As $`a`$ varies, the graph stretches when $`a \gt 1 `$ and compresses when $`0 \lt a \lt 1`$

As $`p`$ varies, the graph moves to either the right (when $`p`$ is positive) or left (when $`p`$ is negative).

As $`q`$ varies, the graph moves either up (when $`q`$ is positive) or down (when $`q`$ is negative).

### Question 1 b)

I would first find the vertex which is equal to is at (AOS, optimal value), or $`(\dfrac{-b}{2a}, \dfrac{-b^2}{4a} + c)`$.

In this case it would be at $`(\dfrac{-13}{6}, \dfrac{-169}{12} + 4)`$

Then by using the step property, which is $`1a, 3a, 5a \cdots \implies 3, 9, 15 \cdots`$, I can plot the points on the graph.
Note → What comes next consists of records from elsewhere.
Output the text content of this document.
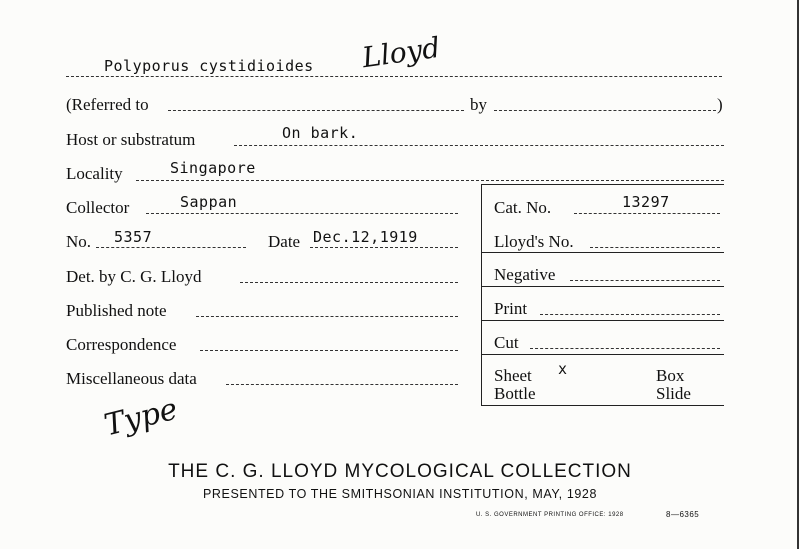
Polyporus cystidioides Lloyd
(Referred to	by	)
Host or substratum	On bark.
Locality	Singapore
Collector	Sappan
No. 5357	Date Dec.12,1919
Det. by C. G. Lloyd
Published note
Correspondence
Miscellaneous data
Type
Cat. No.	13297
Lloyd's No.
Negative
Print
Cut
Sheet x	Box
Bottle	Slide
THE C. G. LLOYD MYCOLOGICAL COLLECTION
PRESENTED TO THE SMITHSONIAN INSTITUTION, MAY, 1928
U. S. GOVERNMENT PRINTING OFFICE: 1928	8—6365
In addition, since $`a`$ is positive, the graph
will be opening upward.

### Question 2 a)

By plugging $`3`$ as the time into the relation $`h = -5t^2 + 100t`$, we get:

$`h = -5(3)^2 + 100(3) \implies h = -5(9) + 300 \implies h = 255`$

The flare will be $`255m`$ tall.

### Question 2 b)

The maximum height reached by the flare is when $`t = \dfrac{-b}{2a}`$ (optimal value).

So, $`\dfrac{-b}{2a} = \dfrac{-100}{-10} = 10`$

$`\therefore h = -5(10)^2 + 100(10) \implies h = 500`$

The maximum height reached by the flare is $`500m`$.

### Question 2 c)

By setting $`h=80`$, we can get the 2 times where the flare reaches $`80m`$, and by taking the difference in $`x`$ values, we get the time the flare stayed above $`80m`$.

$`80 = -5t^2 + 100t`$

$`5t^2 - 100t + 80 = 0`$

$`t^2 - 20t + 16 = 0`$

$`t = \dfrac{20 \pm \sqrt{366}}{2}`$

$`\therefore`$ The duration is $`2(\dfrac{\sqrt{336}}{2}) = \sqrt{336}`$

### Question 3 a)

We can represent the area as $`hw`$, where $`h+w = 20`$, so we can model a quadratic equation as such: $`w(20-w)`$. Therefore the AOS is when $`w=10`$

### Question 3 b)

Since the maximum area is when $`w = 10`$, and $`h = 20 - w \implies h = 10`$. So the dimension is a pen $`10m`$ by $`10m`$.

### Question 4

The cross-sectional area can be modeled by the equation $`(50-2x)x`$. 

Therefore the AOS is when $`\dfrac{25}{2}`$ since $`x=0, 25`$ are the solutions to this quadratic equation when it equals $`0`$, and the AOS is the average of them both.

Therefore the value of $`x=12.5cm`$ gives the maximum area for the sectional area.